J’ai toujours fait des flyers, puisqu’à l’époque c’était le truc normal, et des catalogues. Enfin je suis parti de la liste recto verso au catalogue de 36 pages. Mais je fais aussi de la pub sur internet, obligé quoi, sur des forums (enfin vu le paquet de forums qui existent, rien qu’en France, je suis un petit joueur), j’envoie des emails à ceux qui ont déjà commandé, j’évite le spam sauvage… Je suis convaincu qu’il est quasi impossible de ne pas exister sur internet en terme de visibilité, DUKE par exemple n’a qu’un email (et ça a été un déchirement pour eux), avec seulement un superbe catalogue papier bien épais. Mais je pense qu’ils s’y mettront un jour. On verra. Sinon l’avenir j’en suis aussi convaincu passe par l’achat en ligne, j’ai opté pour et ça a sauvé la distro. Le problème est que les mecs sont plus foutus d’écrire une lettre et la poster, et ils ont du mal maintenant à envoyer un email, être poli bonjour/au revoir, etc, il faut que ça aille vite, pas le temps de vérifier la disponibilité, etc, hop on achète, qu’il soit 10 h du mat ou 2 h dans la nuit. Ca tue une part de l’esprit UG ouais, sans contact les mecs ratent pas mal de choses, mais ils se rattrapent en payant une fortune une démo sur ebay. Mais l’avantage d’être sur internet c’est que quelqu’un au fin fond de l’Arkansas va enfin trouver un CD que personne n’a plus sauf une distro en France qui en stocke depuis 5 ans sans en vendre un. Ca fait deux heureux au final.

 

7. Es-tu satisfait de la façon dont avance ta distro? A quel niveau places-tu la satisfaction? As-tu été contraint de revoir tes exigences à la baisse depuis tes débuts, ou tout se passe plutôt comme tu l'entendais?

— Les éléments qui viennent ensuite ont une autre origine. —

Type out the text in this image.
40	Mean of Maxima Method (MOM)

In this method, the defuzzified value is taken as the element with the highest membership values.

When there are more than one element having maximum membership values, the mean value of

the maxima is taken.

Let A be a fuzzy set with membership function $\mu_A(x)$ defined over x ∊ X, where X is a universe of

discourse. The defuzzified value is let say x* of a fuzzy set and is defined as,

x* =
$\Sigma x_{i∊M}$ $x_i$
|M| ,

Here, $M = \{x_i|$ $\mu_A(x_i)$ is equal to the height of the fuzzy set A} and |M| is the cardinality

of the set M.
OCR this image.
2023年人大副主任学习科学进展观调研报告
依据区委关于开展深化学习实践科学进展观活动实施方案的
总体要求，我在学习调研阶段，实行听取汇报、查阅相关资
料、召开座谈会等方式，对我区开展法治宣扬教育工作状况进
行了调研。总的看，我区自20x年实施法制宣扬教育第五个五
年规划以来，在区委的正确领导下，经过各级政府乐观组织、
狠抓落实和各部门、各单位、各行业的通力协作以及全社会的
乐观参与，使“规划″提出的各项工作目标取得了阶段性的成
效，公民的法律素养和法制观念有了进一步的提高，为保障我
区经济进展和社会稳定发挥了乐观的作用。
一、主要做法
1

Oui, je suis satisfait. J’atteins le niveau où je ne peux plus trop évoluer dans le temps imparti pour gérer le label et la distro, c’est à dire après le boulot et les week ends… Et puis j’ai évolué depuis les débuts avec les pochettes de k7s photocopiées à maintenant où j’ai sorti des CDs, EPs, LPs et même une pro tape ! Les exigences, je les ai revues à la hausse ! L’à peu près, c’est ok si tu vends une k7 tous les deux mois ! Je suis plus exigeant sur mes prods, les groupes, la réalisation des prods, des envois (avec les vinyls c’est obligatoire mais la poste, ça reste de la roulette russe ! alors autant faire qu’il n’y ait qu’une balle dans le barillet plutôt que 5, exigeant dans le travail ! Y a des mecs qui te donnent leur argent, faut pas se foutre de leur gueule !

 

8. S'occuper d'une distro est parfois surprenant... On peut être confronté à des gens toujours plus "tatillons", ou simplement qui font "n'importe quoi"... As-tu une petite anecdote à nous offrir? (Comme le mec qui te passes un coup de fil 3 fois par semaine pour te raconter sa vie, te dire oh combien il fait beau dans son patelin, oh combien les vaches laitières y sont charmantes...)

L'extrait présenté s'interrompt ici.